We dropped anchor in a large bay where two large local speedboats came alongside to collect all the passengers for a trip to the Ballestas Islands, part of the Paracas National Reserve. We followed the coastline firstly, where a few migrant Whimbrels were found and American Oystercatchers were noisily displaying to each other.

The Ballestas Islands were a seabird city with all the associated noise and smell. Thousands of Peruvian Boobies were nesting, some with tiny chicks, Inca Terns were in uncountable numbers certainly more than 10,000, and additionally we saw three types of cormorants – the Guanay, Red-legged and Neotropic. We watched as South American Sea lions played in the surf that crashed against the rocks and Elliot's Storm-Petrels danced on the water. The experience was electrifying as tens of thousands of seabirds vied for their place in the conurbation.

….Our next excursion was to be in the zodiacs, mid-afternoon for two hours. For some this was to be the first time getting into a rubber boat bouncing on the sea, and the procedure was taken slowly.

We drove along the coastline of the Paracas peninsular. A local park ranger had to accompany us in one of the zodiacs. He was very strict, keeping the boats only to given areas, at set distance from the beaches. We saw Chilean Flamingos and many thousands of Black Skimmers, but in both cases were kept some way offshore. Luckily some of the skimmers flew out to fly over our heads. An Osprey was seen, perched on a solitary rock, and we had a very brief view of an Aplomado Falcon.

Back aboard and we lifted anchor to start sailing.
At the Ballestas Islands - left, Humboldt Penguin and right, Inca Tern with chick
Saturday 6 November
By 0600 the ship had already entered a large bay and soon the anchor had been dropped. A couple of Whimbrels flew past the ship to cross the bay and ahead a gathering of mixed gulls sat on a small jetty.

We left the ship after breakfast. At the jetty two buses waited to take us towards Nazca and the mysterious Nazca Lines. The birding here produced Cinereous Conebills, Hooded Siskin and we had good views of two Oasis Hummingbirds.

Sunday 7 November
Sunrise was at 0630. As I reached the upper deck a Snowy Egret looked decidedly out of place sitting on one of the zodiacs.
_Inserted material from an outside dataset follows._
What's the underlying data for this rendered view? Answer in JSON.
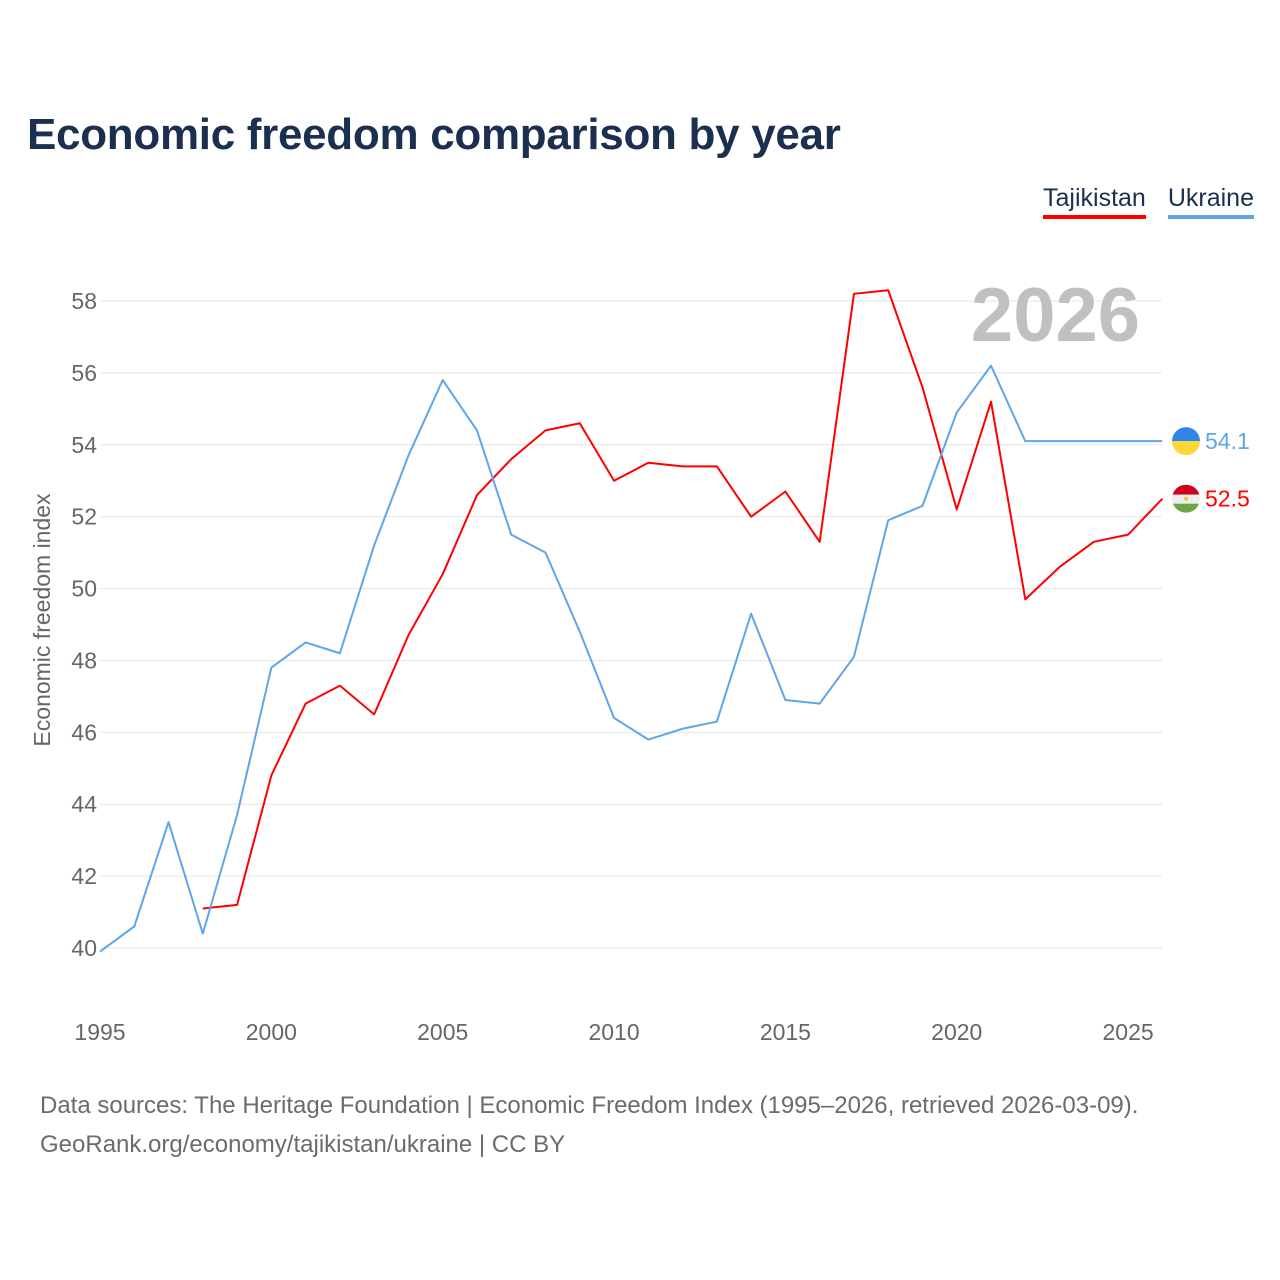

The early morning seabirding was simply phenomenal! With a flat calm sea the birds could easily be seen at distance. The numbers of storm-petrels really surprised me; hundreds of Markham's Storm-Petrels were tallied and within an hour the first Ringed Storm-Petrel was seen, the count of this species was to exceed one thousand over the day! Salvin's Albatross started to appear, most being singles, that annoyingly flew away at the ship's approach - this species is not a ship-follower, like the 'Great' albatrosses. Many flocks of phalaropes were on the sea and others were flying past, some groups contained many hundreds of birds and of both species, Grey and Red-necked Phalarope.

After a hurried breakfast it was back on deck to see smart Swallow-tailed Gulls that looked like large Sabine's Gulls, followed shortly afterwards by Pomarine Skuas, then occasional terns added to the variety. We were out of sight of land, 28 miles from shore, when a juvenile Peregrine materialised from nowhere and was seen attacking storm-petrels - twice, at least, the strikes were successful. It would tear its prey on the wing to devour it. It circled the ship but was not seen to land.

Whales were well recorded also - dozens of Sperm Whales, even three Cuvier's Beaked Whales. These latter ‘small’ whales belong to the little known family, Ziphiidae. Dolphins were seen corralling fish, which in turn attracted the birds. Some feeding frenzies contained thousands of Sooty Shearwaters (more than 10,000 were logged today) and one further unusual sighting were the sea turtles. These were Olive Ridley Turtles and one at the surface even had an Arctic Tern hitching a ride on its back! This had been a very special day indeed for seabirding, one of the best!